Dutch spy and dancer Mata Hari (Hulton Archive/Getty Images)

A NEW book about Mata Hari draws on previously unreleased MI5 files to paint a picture of a woman whose life was a fantastical web of lies, half-truths and magnetic allure.

Mary Craig, author of A Tangled Web, tells Tracey Bryce the Honest Truth about the dancer, courtesan and spy …

Who was Mata Hari?

Margaretha Geertruida Zelle was born in Leeuwarden, Friesland in The Netherlands in 1876.

Tell us about her early life.

She was the eldest of four children and the only daughter. She was her daddy’s darling little princess and was showered with gifts of pretty dresses and dolls.

How did she get her name?

When she started dancing, she needed an exotic name. Mata Hari is a Malay term meaning “eye of the dawn” or “sunrise”. It may be she adopted it from a Masonic Lodge of the same name in the Dutch East Indies.

How did she become a spy?

She was approached by the Germans. She also said the French had asked her to spy for them. She said she would for one million francs.

What were some of her most memorable moments?

Mata Hari broke on to the Paris scene in March 1905 when she performed her oriental dance in the Guimet Museum. She was described as “voluptuous” and “slender and supple like the sacred serpents”.

Within days all Paris was talking about her. She went on to dazzling success all around Europe.

Why did she give up her child?

After her divorce her husband did not provide for her or their daughter, known as Non. She left for Paris to make her fortune but left Non behind.

Why was she executed?

She was a highly sexual woman. Not only was this disapproved of, but it was thought at the time to be a sign of criminal depravity.
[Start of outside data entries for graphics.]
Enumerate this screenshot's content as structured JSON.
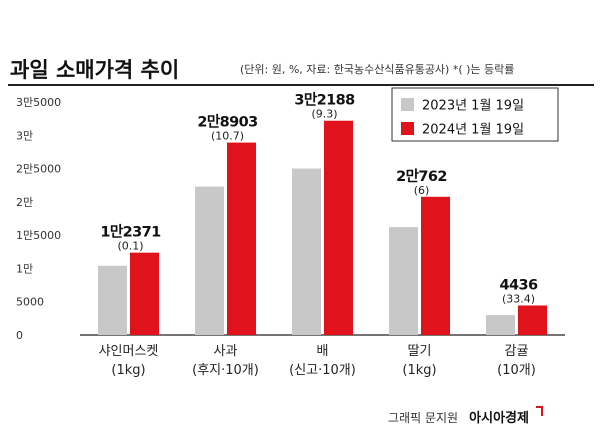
{
  "chart_data": {
    "type": "bar",
    "title": "과일 소매가격 추이",
    "subtitle": "(단위: 원, %, 자료: 한국농수산식품유통공사) *( )는 등락률",
    "categories": [
      "샤인머스켓\n(1kg)",
      "사과\n(후지·10개)",
      "배\n(신고·10개)",
      "딸기\n(1kg)",
      "감귤\n(10개)"
    ],
    "y_tick_labels": [
      "0",
      "5000",
      "1만",
      "1만5000",
      "2만",
      "2만5000",
      "3만",
      "3만5000"
    ],
    "y_ticks": [
      0,
      5000,
      10000,
      15000,
      20000,
      25000,
      30000,
      35000
    ],
    "ylim": [
      0,
      35000
    ],
    "series": [
      {
        "name": "2023년 1월 19일",
        "color": "#c8c8c8",
        "values": [
          10400,
          22300,
          25000,
          16200,
          3000
        ]
      },
      {
        "name": "2024년 1월 19일",
        "color": "#e0121b",
        "values": [
          12371,
          28903,
          32188,
          20762,
          4436
        ]
      }
    ],
    "value_labels": [
      "1만2371",
      "2만8903",
      "3만2188",
      "2만762",
      "4436"
    ],
    "change_labels": [
      "(0.1)",
      "(10.7)",
      "(9.3)",
      "(6)",
      "(33.4)"
    ],
    "legend_position": "top-right",
    "grid": false
  },
  "footer": {
    "credit": "그래픽 문지원",
    "brand": "아시아경제"
  }
}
The First World War was going badly for the French and morale was at an all-time low. They had won the Battle of Verdun but at a massive cost. The authorities desperately needed to catch a spy to raise morale. Mata Hari, the “criminally depraved” woman, had to be sacrificed.

Was she set up?

She was employed by the Germans as a “tension traveller”, someone who picks up pillow talk-type gossip. But Mata Hari had no intention of spying for Germany. Her furs had been confiscated by the Germans at the start of the war so when she took money from them it was, as far as she was convened, payback.

The Germans had other more highly-skilled agents and used her as a distraction.

Was she an agent for the French?

The French claimed they knew she was a German agent and merely pretended to employ her to trap her. But the person who employed her, Georges Ladoux, may himself have been a German agent.

The evidence against her was slim. But what proof there was of her activities for Germany was easily found by the British and French authorities. Telegrams were sent from Berlin that may have identified her as a German agent but they were sent in a code that the Germans knew the French had broken. Were they decoded properly?

Is it true that her last act was blowing a kiss to her firing squad?

This is false. I believe it was made up for the film starring Greta Garbo. However, Mata Hari was brave at her execution in 1917. She refused to be tied to the stake or blindfolded. She faced the firing squad without flinching.

What happened to her body afterwards? Rumour has it her head went missing?

Her coffin was removed from its grave and taken to the medical faculty at The Sorbonne where medical students used it to practise surgery. The head was removed and embalmed and then kept in the medical faculty as an example of a “criminal type”. In 2000, when the medical museum was rearranged, it was discovered that her head was missing.